Эту жизненную мудрость автор «Процесса» проповедует, не прибегая к прямым объяснениям или упрощенным аллегориям, но используя исключительно художественные средства. Роман уводит нас в призрачный мир сновидений и грез, окутывает паутиной из причудливо сплетенных нитей сна, и, не разбуженный окончательно, а словно в полусне, читатель смутно, очень смутно догадывается, что в картинах этого фантастического мира снов он видит и узнает землю, ад и небеса.

1925

* * *

«Процесс», ужасная книга, в которую входит и незабываемая маленькая притча, известная под заглавием «Перед Законом». Читая «Процесс», можно самому пережить то состояние души, в котором Кафка принял решение не оставлять миру ни одного из своих сочинений, все уничтожить. Гнетущая атмосфера страха и одиночества царит в этой книге, совершенно невыносимая не только филистерам, — она тяжела и человеку широкого ума; в ней чувствуется фатализм, который закрывает человеку любые пути к Богу, кроме единственного — мужественного принятия того, что невозможно изменить. Наверное, такому человеку, каким был Кафка — умному, чуткому и необычайно глубоко сознающему свою ответственность, — в иные часы казалось, что его произведения и мысли несут разрушение и вред. И все же мы глубоко благодарны за то, что его произведения избегли гибели, что эта неповторимая, жуткая, предостерегающая и в то же время чрезвычайно дорогая нам книга обреченного смерти страдальца дошла до нас. Сожжением рукописей и хирургическим удалением симптомов не исцелить больное столетие, подобные средства только помогут человеку бежать от проблем, помешают ему повзрослеть и мужественно их осмыслить. Давно уже ясно, что Франц Кафка не только писатель, наделенный мощной силой видения, но и благочестивый, религиозный человек, хотя и того трудного типа, что Кьеркегор. Его фантастические видения — это пылающее заклинание реальности, неотступное желание выразить религиозный вопрос о человеческом бытии.

1933

* * *

Проблема проблем Кафки — отчаяние и потерянность человека в жизни, конфликт между страсным желанием отыскать смысл жизни и сомнительностью любого смысла, какой бы ей ни придавали, в этом великолепном и волнующем романе доведена до остроты отчаяния; это страшная, почти жестокая книга.

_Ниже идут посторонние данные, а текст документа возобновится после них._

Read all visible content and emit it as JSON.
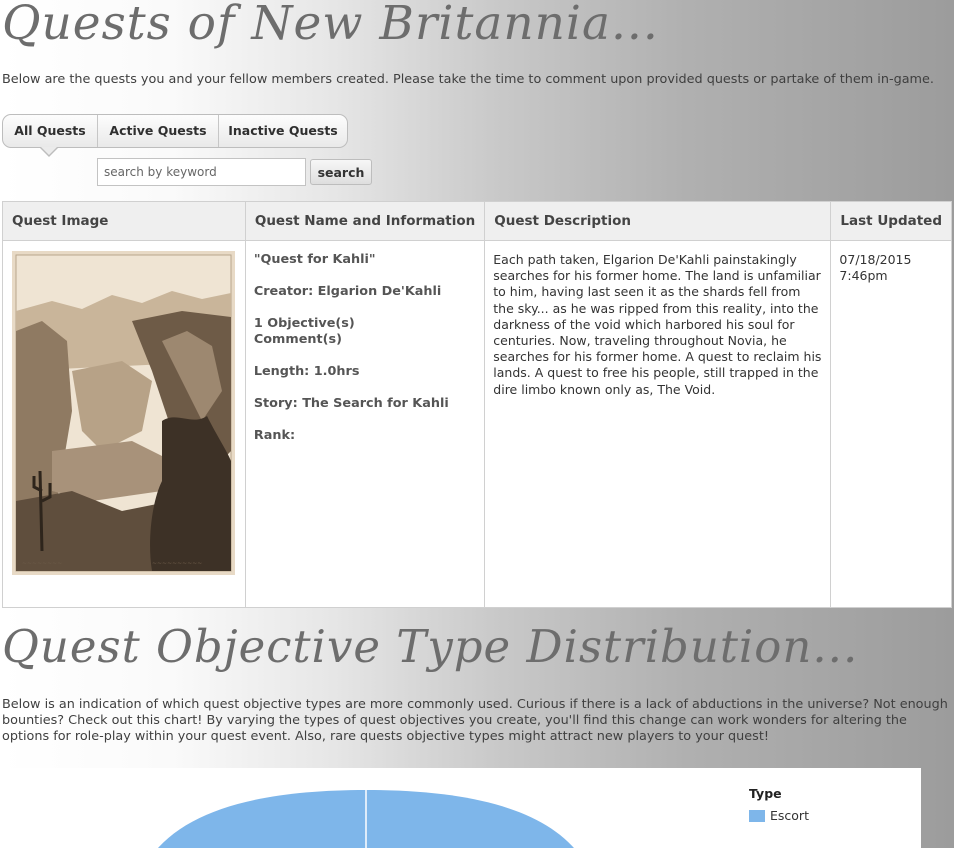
{
  "page": {
    "title": "Quests of New Britannia...",
    "intro": "Below are the quests you and your fellow members created. Please take the time to comment upon provided quests or partake of them in-game."
  },
  "tabs": [
    {
      "label": "All Quests",
      "active": true
    },
    {
      "label": "Active Quests",
      "active": false
    },
    {
      "label": "Inactive Quests",
      "active": false
    }
  ],
  "search": {
    "placeholder": "search by keyword",
    "value": "",
    "button_label": "search"
  },
  "table": {
    "headers": [
      "Quest Image",
      "Quest Name and Information",
      "Quest Description",
      "Last Updated"
    ],
    "rows": [
      {
        "name": "\"Quest for Kahli\"",
        "creator": "Creator: Elgarion De'Kahli",
        "objectives": "1 Objective(s)",
        "comments": "Comment(s)",
        "length": "Length: 1.0hrs",
        "story": "Story: The Search for Kahli",
        "rank": "Rank:",
        "description": "Each path taken, Elgarion De'Kahli painstakingly searches for his former home. The land is unfamiliar to him, having last seen it as the shards fell from the sky... as he was ripped from this reality, into the darkness of the void which harbored his soul for centuries. Now, traveling throughout Novia, he searches for his former home. A quest to reclaim his lands. A quest to free his people, still trapped in the dire limbo known only as, The Void.",
        "updated_date": "07/18/2015",
        "updated_time": "7:46pm"
      }
    ]
  },
  "distribution": {
    "title": "Quest Objective Type Distribution...",
    "intro": "Below is an indication of which quest objective types are more commonly used. Curious if there is a lack of abductions in the universe? Not enough bounties? Check out this chart! By varying the types of quest objectives you create, you'll find this change can work wonders for altering the options for role-play within your quest event. Also, rare quests objective types might attract new players to your quest!",
    "legend_title": "Type",
    "legend_items": [
      {
        "label": "Escort",
        "color": "#7eb6ea"
      }
    ]
  },
  "colors": {
    "pie_fill": "#7eb6ea",
    "title_color": "#6d6d6d"
  }
}
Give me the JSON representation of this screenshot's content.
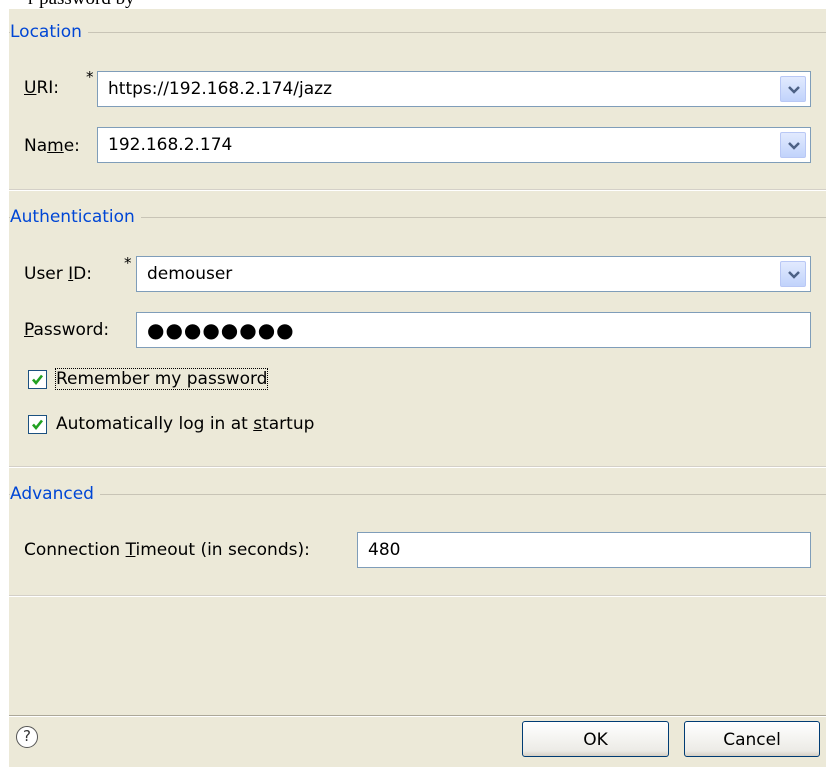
{
  "top_fragment": "r password by",
  "location": {
    "title": "Location",
    "uri_label_prefix": "",
    "uri_mnemonic": "U",
    "uri_label_suffix": "RI:",
    "uri_required": "*",
    "uri_value": "https://192.168.2.174/jazz",
    "name_label_prefix": "Na",
    "name_mnemonic": "m",
    "name_label_suffix": "e:",
    "name_value": "192.168.2.174"
  },
  "authentication": {
    "title": "Authentication",
    "userid_label_prefix": "User ",
    "userid_mnemonic": "I",
    "userid_label_suffix": "D:",
    "userid_required": "*",
    "userid_value": "demouser",
    "password_label_prefix": "",
    "password_mnemonic": "P",
    "password_label_suffix": "assword:",
    "password_value": "●●●●●●●●",
    "remember_label": "Remember my password",
    "remember_checked": true,
    "autologin_label_prefix": "Automatically log in at ",
    "autologin_mnemonic": "s",
    "autologin_label_suffix": "tartup",
    "autologin_checked": true
  },
  "advanced": {
    "title": "Advanced",
    "timeout_label_prefix": "Connection ",
    "timeout_mnemonic": "T",
    "timeout_label_suffix": "imeout (in seconds):",
    "timeout_value": "480"
  },
  "footer": {
    "help_glyph": "?",
    "ok_label": "OK",
    "cancel_label": "Cancel"
  },
  "icons": {
    "dropdown": "chevron-down-icon",
    "check": "check-icon",
    "help": "help-icon"
  },
  "colors": {
    "section_title": "#0046d5",
    "panel_bg": "#ece9d8",
    "field_border": "#7f9db9",
    "checkbox_check": "#21a121"
  }
}
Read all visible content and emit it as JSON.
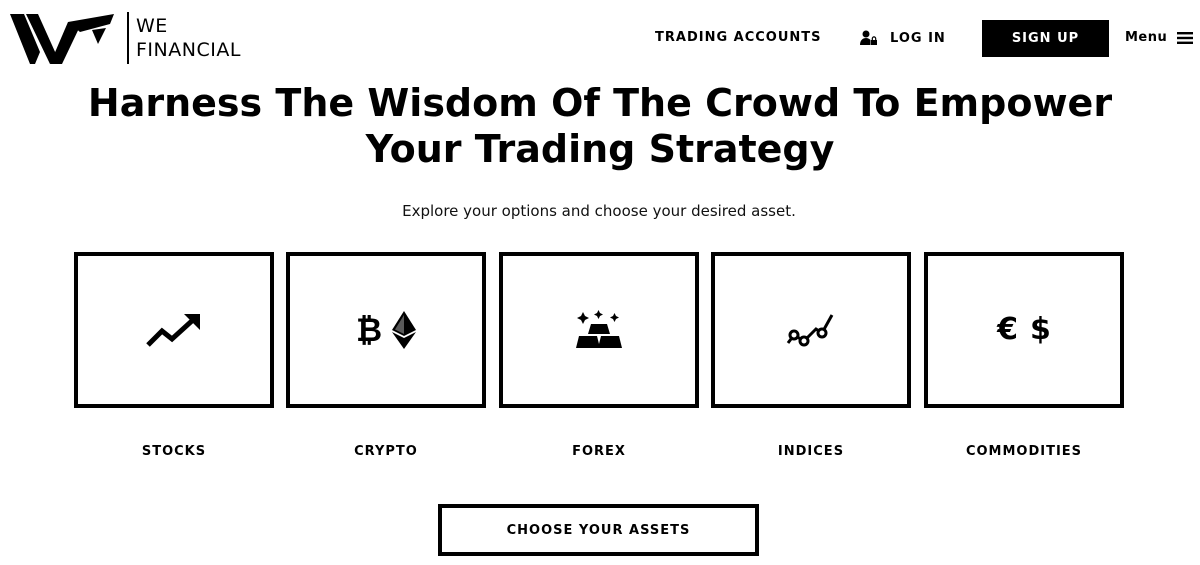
{
  "brand": {
    "logo_line1": "WE",
    "logo_line2": "FINANCIAL"
  },
  "nav": {
    "trading_accounts": "TRADING ACCOUNTS",
    "login": "LOG IN",
    "signup": "SIGN UP",
    "menu": "Menu"
  },
  "hero": {
    "title_line1": "Harness The Wisdom Of The Crowd To Empower",
    "title_line2": "Your Trading Strategy",
    "subtitle": "Explore your options and choose your desired asset."
  },
  "assets": [
    {
      "label": "STOCKS",
      "icon": "trending-up-icon"
    },
    {
      "label": "CRYPTO",
      "icon": "bitcoin-ethereum-icon",
      "glyph": "₿"
    },
    {
      "label": "FOREX",
      "icon": "gold-bars-icon"
    },
    {
      "label": "INDICES",
      "icon": "line-chart-icon"
    },
    {
      "label": "COMMODITIES",
      "icon": "euro-dollar-icon",
      "glyph_a": "€",
      "glyph_b": "$"
    }
  ],
  "cta": {
    "label": "CHOOSE YOUR ASSETS"
  },
  "colors": {
    "primary": "#000000",
    "background": "#ffffff",
    "button_text": "#ffffff"
  }
}
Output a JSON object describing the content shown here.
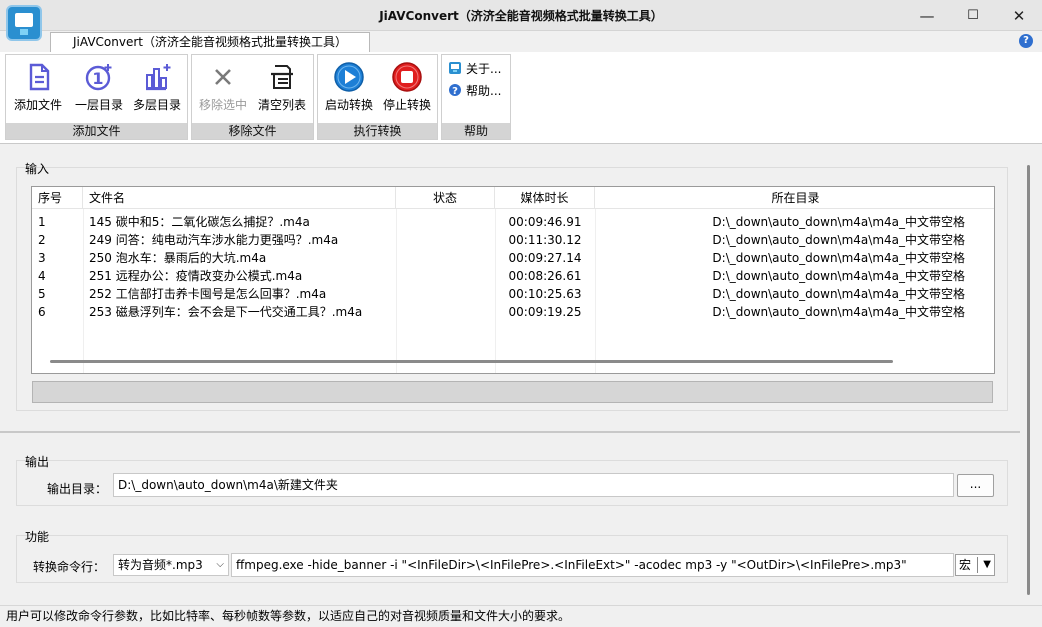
{
  "window": {
    "title": "JiAVConvert（济济全能音视频格式批量转换工具）",
    "minimize": "—",
    "maximize": "☐",
    "close": "✕"
  },
  "ribbon": {
    "tab_label": "JiAVConvert（济济全能音视频格式批量转换工具）",
    "help_icon": "?",
    "groups": {
      "add": {
        "caption": "添加文件",
        "add_file": "添加文件",
        "single_dir": "一层目录",
        "multi_dir": "多层目录"
      },
      "remove": {
        "caption": "移除文件",
        "remove_selected": "移除选中",
        "clear_list": "清空列表"
      },
      "run": {
        "caption": "执行转换",
        "start": "启动转换",
        "stop": "停止转换"
      },
      "help": {
        "caption": "帮助",
        "about": "关于...",
        "help": "帮助..."
      }
    }
  },
  "input": {
    "section_title": "输入",
    "columns": {
      "index": "序号",
      "filename": "文件名",
      "status": "状态",
      "duration": "媒体时长",
      "directory": "所在目录"
    },
    "rows": [
      {
        "index": "1",
        "filename": "145  碳中和5：二氧化碳怎么捕捉？.m4a",
        "status": "",
        "duration": "00:09:46.91",
        "directory": "D:\\_down\\auto_down\\m4a\\m4a_中文带空格"
      },
      {
        "index": "2",
        "filename": "249  问答：纯电动汽车涉水能力更强吗？.m4a",
        "status": "",
        "duration": "00:11:30.12",
        "directory": "D:\\_down\\auto_down\\m4a\\m4a_中文带空格"
      },
      {
        "index": "3",
        "filename": "250  泡水车：暴雨后的大坑.m4a",
        "status": "",
        "duration": "00:09:27.14",
        "directory": "D:\\_down\\auto_down\\m4a\\m4a_中文带空格"
      },
      {
        "index": "4",
        "filename": "251  远程办公：疫情改变办公模式.m4a",
        "status": "",
        "duration": "00:08:26.61",
        "directory": "D:\\_down\\auto_down\\m4a\\m4a_中文带空格"
      },
      {
        "index": "5",
        "filename": "252  工信部打击养卡囤号是怎么回事？.m4a",
        "status": "",
        "duration": "00:10:25.63",
        "directory": "D:\\_down\\auto_down\\m4a\\m4a_中文带空格"
      },
      {
        "index": "6",
        "filename": "253  磁悬浮列车：会不会是下一代交通工具？.m4a",
        "status": "",
        "duration": "00:09:19.25",
        "directory": "D:\\_down\\auto_down\\m4a\\m4a_中文带空格"
      }
    ]
  },
  "output": {
    "section_title": "输出",
    "dir_label": "输出目录：",
    "dir_value": "D:\\_down\\auto_down\\m4a\\新建文件夹",
    "browse_label": "..."
  },
  "function": {
    "section_title": "功能",
    "cmd_label": "转换命令行：",
    "preset_value": "转为音频*.mp3",
    "command_value": "ffmpeg.exe -hide_banner -i \"<InFileDir>\\<InFilePre>.<InFileExt>\" -acodec mp3 -y \"<OutDir>\\<InFilePre>.mp3\"",
    "macro_label": "宏"
  },
  "statusbar": {
    "text": "用户可以修改命令行参数，比如比特率、每秒帧数等参数，以适应自己的对音视频质量和文件大小的要求。"
  },
  "colors": {
    "accent_blue": "#1d7fd6",
    "stop_red": "#e01e1e",
    "icon_purple": "#5b5bd6"
  }
}
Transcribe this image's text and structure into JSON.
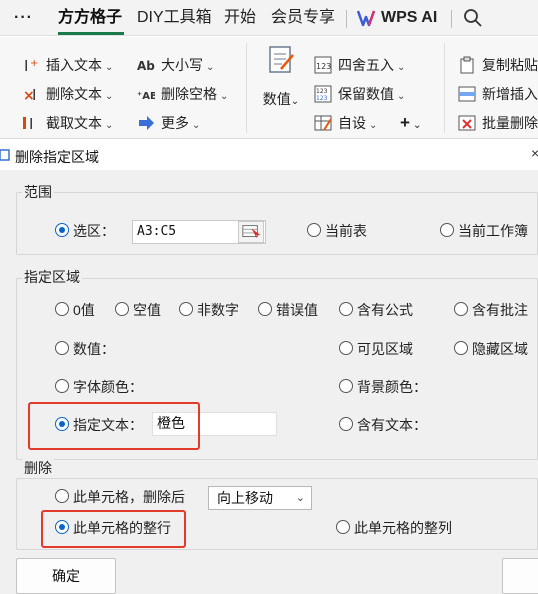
{
  "menu": {
    "more": "···",
    "tabs": [
      "方方格子",
      "DIY工具箱",
      "开始",
      "会员专享",
      "WPS AI"
    ]
  },
  "ribbon": {
    "col1": [
      "插入文本",
      "删除文本",
      "截取文本"
    ],
    "col2": [
      "大小写",
      "删除空格",
      "更多"
    ],
    "big": "数值",
    "col3": [
      "四舍五入",
      "保留数值",
      "自设"
    ],
    "plus": "+",
    "col4": [
      "复制粘贴",
      "新增插入",
      "批量删除"
    ]
  },
  "dialog": {
    "title": "删除指定区域",
    "close": "×",
    "range": {
      "label": "范围",
      "selection_label": "选区：",
      "selection_value": "A3:C5",
      "current_sheet": "当前表",
      "current_workbook": "当前工作簿"
    },
    "specified": {
      "label": "指定区域",
      "zero": "0值",
      "empty": "空值",
      "non_numeric": "非数字",
      "error": "错误值",
      "has_formula": "含有公式",
      "has_comment": "含有批注",
      "numeric": "数值：",
      "visible": "可见区域",
      "hidden": "隐藏区域",
      "font_color": "字体颜色：",
      "bg_color": "背景颜色：",
      "specific_text": "指定文本：",
      "specific_text_value": "橙色",
      "contains_text": "含有文本："
    },
    "delete": {
      "label": "删除",
      "cell_label": "此单元格，删除后",
      "shift_option": "向上移动",
      "entire_row": "此单元格的整行",
      "entire_col": "此单元格的整列"
    },
    "ok": "确定"
  }
}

Но в этой повести, гнетущей и, собственно говоря, совершенно безотрадной, так много деталей, исполненных красоты и изумительной чуткости, тонко подмеченных черт, она дышит такой сокровенной любовью и полна такой художественной силы, что злое колдовство оборачивается добрым чудом, а безусловная трагедия бессмысленности жизни пронизана столь острым предчувствием милости, что мы воспринимаем «Процесс» не как святотатство, а как подлинное благочестие.

1935

«АМЕРИКА»

(…) Из трех романов, или фрагментов, Кафки, имеющих единую психологическую тему - одиночество современного человека в мире и его отдаление от Бога, — из этих романов одиночества и жажды спасения, «Америка» — самый светлый, приветливый, самый умиротворяющий. И герой «Америки» — не взрослый человек, а почти мальчик, и всё в этом романе Кафки, особенно им любимом, устремлено к разрешению диссонансов, к распутыванию запутанного и примирению. Правда, и здесь в иных главах что-то душит тебя, точно ночной кошмар, и все тонет в смутной, таящей угрозу мгле, и здесь героя окружает опасный, подчас глубоко враждебный мир, мир трудно постижимый и, в сущности, безрассудно устроенный. Но первая (и напечатанная при жизни Кафки) глава, в которой шестнадцатилетний юноша должен прибыть в Нью-Йорк и, уже выйдя со своим чемоданчиком на палубу, вдруг обнаруживает, что забыл внизу зонтик, оставляет чемодан какому-то незнакомцу, спускается на нижнюю палубу за зонтиком и, заблудившись на огромном корабле, попадает в незнакомые помещения, оказывается связан с чужими судьбами, понимает, что ни о каком чемодане уже нет и речи, — эта первая глава напоминает страшные сны и фантазии из «Голема» Майринка. Но паренек, которому грозит опасность на корабле и которому потом в Америке также придется на свой страх и риск пробиваться в жизни, юн и невинен, добронравен и приветлив, и потому все в этой книге как-то светлее, радостнее, здоровее, чем в любом другом произведении Кафки.